Tony Vigorito ‘Due giorni alla fine’

 

Di Marco Loprete

marcoloprete@yahoo.it

Tony Vigorito è un ex ricercatore e docente di sociologia alla Ohio State University. Da qualche tempo, però, conduce un’esistenza raminga sugli Appalachi, dove si mantiene scrivendo romanzi. Uno di questi, “Due giorni alla fine”, uscito nel 2001, è diventato negli USA un vero e proprio caso letteario, imponendosi come cult tra i lettori americani e conquistando l’Indipendent Publisher Book Award.

Pubblicato nel corso del 2007 in Italia dalla Barbera Editore, il testo ci viene presentato come “la migliore satira sulla fine del mondo” dopo ‘Il dottor Stranamore’, film di Stanley Kubrick. Andiamoci piano. Il testo di Vigorito, incentrato sulla diffusione di un virus, il Pifferaio Magico, un’arma batteriologica in grado di eliminare in tutti coloro che ne siano esposti la “capacità simbolica”, ovvero l’abilità di “utilizzare e capire simboli, linguaggio, parole”, è indubbiamente gradevole, ma è privo della forza grottesca, del sarcasmo e dell’antimilitarismo sferzante del film di Kubrick.
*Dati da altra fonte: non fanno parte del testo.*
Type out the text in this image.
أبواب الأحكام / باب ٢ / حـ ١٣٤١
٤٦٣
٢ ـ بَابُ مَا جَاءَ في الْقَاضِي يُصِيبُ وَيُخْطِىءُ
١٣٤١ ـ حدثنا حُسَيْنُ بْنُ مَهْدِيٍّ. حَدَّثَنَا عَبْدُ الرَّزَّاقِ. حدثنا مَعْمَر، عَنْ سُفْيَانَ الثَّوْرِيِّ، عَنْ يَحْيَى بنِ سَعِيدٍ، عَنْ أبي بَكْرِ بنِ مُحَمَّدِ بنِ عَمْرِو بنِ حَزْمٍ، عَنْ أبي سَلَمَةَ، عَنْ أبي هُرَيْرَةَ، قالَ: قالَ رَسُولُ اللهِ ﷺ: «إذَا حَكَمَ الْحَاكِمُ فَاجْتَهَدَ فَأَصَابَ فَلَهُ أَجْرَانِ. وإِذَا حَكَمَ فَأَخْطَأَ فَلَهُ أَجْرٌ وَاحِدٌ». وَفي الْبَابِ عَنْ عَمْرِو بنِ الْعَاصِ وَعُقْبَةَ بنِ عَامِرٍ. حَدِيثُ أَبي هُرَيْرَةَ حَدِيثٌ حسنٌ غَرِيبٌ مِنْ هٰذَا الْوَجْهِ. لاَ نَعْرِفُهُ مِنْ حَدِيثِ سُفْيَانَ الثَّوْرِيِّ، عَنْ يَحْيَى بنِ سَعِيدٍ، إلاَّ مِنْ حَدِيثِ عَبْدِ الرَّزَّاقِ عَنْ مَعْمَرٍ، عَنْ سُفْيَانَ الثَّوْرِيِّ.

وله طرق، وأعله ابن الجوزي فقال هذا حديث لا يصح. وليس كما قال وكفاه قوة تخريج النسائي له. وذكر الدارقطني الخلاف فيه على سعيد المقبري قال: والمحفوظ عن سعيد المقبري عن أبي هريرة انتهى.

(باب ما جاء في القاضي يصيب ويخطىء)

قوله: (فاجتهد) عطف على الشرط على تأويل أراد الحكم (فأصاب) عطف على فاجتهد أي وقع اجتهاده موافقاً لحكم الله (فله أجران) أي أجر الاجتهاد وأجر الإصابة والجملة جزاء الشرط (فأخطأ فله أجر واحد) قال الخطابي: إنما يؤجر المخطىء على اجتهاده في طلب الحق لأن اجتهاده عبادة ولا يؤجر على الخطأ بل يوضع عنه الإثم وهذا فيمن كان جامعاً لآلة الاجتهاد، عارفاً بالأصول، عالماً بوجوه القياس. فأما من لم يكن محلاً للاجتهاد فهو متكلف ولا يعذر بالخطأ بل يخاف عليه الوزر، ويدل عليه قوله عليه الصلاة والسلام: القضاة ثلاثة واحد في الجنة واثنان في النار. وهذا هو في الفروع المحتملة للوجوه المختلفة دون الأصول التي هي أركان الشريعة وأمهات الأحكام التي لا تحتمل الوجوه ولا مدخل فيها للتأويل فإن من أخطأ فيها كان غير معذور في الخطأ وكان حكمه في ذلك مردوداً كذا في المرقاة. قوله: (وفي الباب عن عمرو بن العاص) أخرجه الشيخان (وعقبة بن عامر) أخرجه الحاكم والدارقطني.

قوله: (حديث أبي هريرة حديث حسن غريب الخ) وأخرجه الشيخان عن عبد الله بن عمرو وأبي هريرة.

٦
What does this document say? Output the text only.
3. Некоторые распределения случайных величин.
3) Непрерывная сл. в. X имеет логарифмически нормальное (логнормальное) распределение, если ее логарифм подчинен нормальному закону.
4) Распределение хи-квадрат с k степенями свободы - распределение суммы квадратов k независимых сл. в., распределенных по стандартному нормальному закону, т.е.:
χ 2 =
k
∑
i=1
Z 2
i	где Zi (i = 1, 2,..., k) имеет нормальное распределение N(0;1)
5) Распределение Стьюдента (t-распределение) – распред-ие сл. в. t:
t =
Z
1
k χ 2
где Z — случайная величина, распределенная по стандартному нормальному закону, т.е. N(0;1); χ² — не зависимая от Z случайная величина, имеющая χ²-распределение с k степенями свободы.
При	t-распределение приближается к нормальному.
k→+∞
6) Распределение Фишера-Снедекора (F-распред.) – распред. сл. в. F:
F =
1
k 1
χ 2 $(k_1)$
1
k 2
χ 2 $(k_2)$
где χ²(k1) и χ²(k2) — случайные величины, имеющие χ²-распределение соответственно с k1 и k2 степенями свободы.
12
Non si può dire che l’opera sia superficiale o che non presenti elementi di interesse. Il punto è che qua e là spuntano alcuni clichè, in particolare le figure di Sophia e Blip Korterly, due hippie travestiti da professori universitari, e quella del sadico e fanatico generale Kiljoy – per non parlare della tesi che sottende tutta l’opera, ovvero l’idea secondo cui la società sia una sorta di enorme gabbia le cui sbarre siano costituite dal linguaggio, che anziché avvicinarci alla realtà ed alla comprensione, ce ne allontana. Persino lo stile, nel complesso indubbiamente vivace e tutt’altro che piatto, talvolta si traduce in un torrente di parole che, più che talento, rivela l’autoindulgenza dell’autore. 

Insomma, un libro che magari promette anche bene, ma che finisce col tradire le attese. Peccato.